Ingestion / The Chromatic Palate

Tasting with the eyes

George Pendle

“Ingestion” is a column that explores food within a framework informed by aesthetics, history, and philosophy.

The United State Department of Agriculture Color Standards for Frozen French Fried Potatoes depicts three different types of fry—crinkle-cut, straight-cut, and extra-long fancy-cut—cooked to seven different shades. There is the blanched and insubstantial “000,” more pomme d’air than pomme de terre, that seems julienned from the breath of the ghost of a potato. There is “1,” the platonic french fry, as perfectly tanned as a matinee idol; it demands, almost pleads, to be reverse piked into a glistening pool of ketchup. And then there is the grubby bronze of “4,” the creation of a short-order deity who lingered too long over his creation, a Caliban among the spudocracy.

The spudocratic spectrum, as depicted by Munsell Color for the fifth edition of the United States Department of Agriculture Color Standards for Frozen French Fried Potatoes, 2007.

This chart, produced by Munsell Color, is intended not only to act as a guide to determine the finishing point of frying (how long must we wait before we can ask for a quiver of 00s with our hamburger?) but also, and more importantly, to help in evaluating the quality of the product. This is because our ideas of freshness and quality are bound up in a foodstuff’s color: a red apple entices us, a black banana disgusts us. We are trained, to an almost instinctual level, to reject some food and accept others by sight alone. Unfortunately, our overwhelming reliance on these visual cues has led to centuries of deception by purveyors of chow.

In the Middle Ages, bread was regularly whitened with chalk and bone dust to make it appear as if it had been baked with refined white flour. In Victorian times, pickles were customarily given their green color through being impregnated with copper, and milk was so regularly tinged a creamy yellow with lead chromate that many refused to buy the genuine white article for fear that it had been adulterated.

So strong are our visual biases, and so crooked our souls, that sometimes color was added to food for quite the opposite reason. When margarine was invented in the late nineteenth century, its manufacturers colored it yellow (it is naturally white). Its sales soared. Bitter butter manufacturers were outraged—despite the fact that most butter was colored too—and sought to destroy the upstart spread. Five dairy-rich states passed into law legislation that all margarine henceforth be dyed pink, ostensibly so that consumers would not mistake it for butter but actually to destroy its integrity. It was no coincidence that a cow sick with mastitis produces pink milk.

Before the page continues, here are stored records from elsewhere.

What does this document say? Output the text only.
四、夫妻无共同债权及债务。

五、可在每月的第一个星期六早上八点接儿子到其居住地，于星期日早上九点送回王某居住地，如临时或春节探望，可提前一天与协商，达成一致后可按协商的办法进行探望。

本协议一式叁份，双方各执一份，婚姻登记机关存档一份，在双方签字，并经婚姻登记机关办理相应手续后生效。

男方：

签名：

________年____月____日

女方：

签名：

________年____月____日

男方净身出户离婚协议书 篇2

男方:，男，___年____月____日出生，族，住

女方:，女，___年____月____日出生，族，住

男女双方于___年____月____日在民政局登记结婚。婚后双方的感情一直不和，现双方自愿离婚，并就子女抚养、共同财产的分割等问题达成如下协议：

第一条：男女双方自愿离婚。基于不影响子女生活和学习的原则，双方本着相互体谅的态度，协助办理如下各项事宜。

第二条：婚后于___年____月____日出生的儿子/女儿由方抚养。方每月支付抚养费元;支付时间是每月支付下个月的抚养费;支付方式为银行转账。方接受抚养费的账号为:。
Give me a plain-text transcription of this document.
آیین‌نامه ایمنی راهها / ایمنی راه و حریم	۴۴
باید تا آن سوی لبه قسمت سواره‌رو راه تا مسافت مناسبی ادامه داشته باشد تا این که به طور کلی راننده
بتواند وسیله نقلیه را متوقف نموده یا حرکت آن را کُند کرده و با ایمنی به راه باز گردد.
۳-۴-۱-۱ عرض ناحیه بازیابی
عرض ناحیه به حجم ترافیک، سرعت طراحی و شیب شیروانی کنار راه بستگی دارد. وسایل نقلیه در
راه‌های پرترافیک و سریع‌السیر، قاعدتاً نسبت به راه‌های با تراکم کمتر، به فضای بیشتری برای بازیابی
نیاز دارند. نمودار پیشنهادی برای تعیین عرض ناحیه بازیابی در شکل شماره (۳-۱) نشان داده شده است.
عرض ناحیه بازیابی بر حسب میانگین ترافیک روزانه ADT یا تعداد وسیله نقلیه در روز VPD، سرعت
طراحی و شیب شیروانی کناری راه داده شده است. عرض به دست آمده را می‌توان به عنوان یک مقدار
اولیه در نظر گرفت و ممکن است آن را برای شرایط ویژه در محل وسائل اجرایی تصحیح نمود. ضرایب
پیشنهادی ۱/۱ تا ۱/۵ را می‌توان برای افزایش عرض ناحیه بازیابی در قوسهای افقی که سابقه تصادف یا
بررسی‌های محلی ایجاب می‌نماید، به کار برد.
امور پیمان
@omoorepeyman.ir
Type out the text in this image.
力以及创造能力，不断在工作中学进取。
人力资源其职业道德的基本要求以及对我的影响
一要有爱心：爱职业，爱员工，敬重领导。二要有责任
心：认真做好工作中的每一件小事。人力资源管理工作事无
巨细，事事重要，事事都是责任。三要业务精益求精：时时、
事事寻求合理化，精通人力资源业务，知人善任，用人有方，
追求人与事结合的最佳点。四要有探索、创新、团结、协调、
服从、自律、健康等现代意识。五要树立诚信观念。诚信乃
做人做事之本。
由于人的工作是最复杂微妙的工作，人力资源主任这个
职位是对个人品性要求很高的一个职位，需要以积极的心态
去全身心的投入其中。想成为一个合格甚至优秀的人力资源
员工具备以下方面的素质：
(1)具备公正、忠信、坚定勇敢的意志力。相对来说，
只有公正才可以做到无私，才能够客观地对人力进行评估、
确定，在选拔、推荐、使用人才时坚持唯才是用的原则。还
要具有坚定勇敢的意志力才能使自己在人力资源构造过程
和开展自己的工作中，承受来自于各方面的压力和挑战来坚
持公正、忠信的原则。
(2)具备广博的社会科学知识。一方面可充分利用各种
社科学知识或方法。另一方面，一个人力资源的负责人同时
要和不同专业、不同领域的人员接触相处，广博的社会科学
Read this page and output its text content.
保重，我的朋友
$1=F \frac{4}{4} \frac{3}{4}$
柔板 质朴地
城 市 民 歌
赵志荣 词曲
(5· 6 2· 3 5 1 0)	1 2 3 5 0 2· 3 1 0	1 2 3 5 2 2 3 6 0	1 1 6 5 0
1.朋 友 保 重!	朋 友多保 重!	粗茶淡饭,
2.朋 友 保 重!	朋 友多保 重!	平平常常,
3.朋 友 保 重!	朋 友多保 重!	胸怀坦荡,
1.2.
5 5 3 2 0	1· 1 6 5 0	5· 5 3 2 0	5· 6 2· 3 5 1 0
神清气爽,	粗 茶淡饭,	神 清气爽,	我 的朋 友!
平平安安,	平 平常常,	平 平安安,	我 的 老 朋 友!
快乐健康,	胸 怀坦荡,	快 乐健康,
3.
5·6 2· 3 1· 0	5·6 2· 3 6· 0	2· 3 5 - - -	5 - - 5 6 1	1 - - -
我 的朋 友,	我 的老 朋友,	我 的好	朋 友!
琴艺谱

With the invention in 1856 of the first organic dye, mauveine (from which mauve originates), yet more ways became available to hoodwink, and poison, the consumer. In the landmark 1910 legal case, US v. 1,950 Boxes of Macaroni, the defendant was found to have been dyed with Martius yellow, a poisonous organic compound used for dying wool and silk. It was not long before all color additives had to be approved by the fledgling Food and Drug Administration (FDA).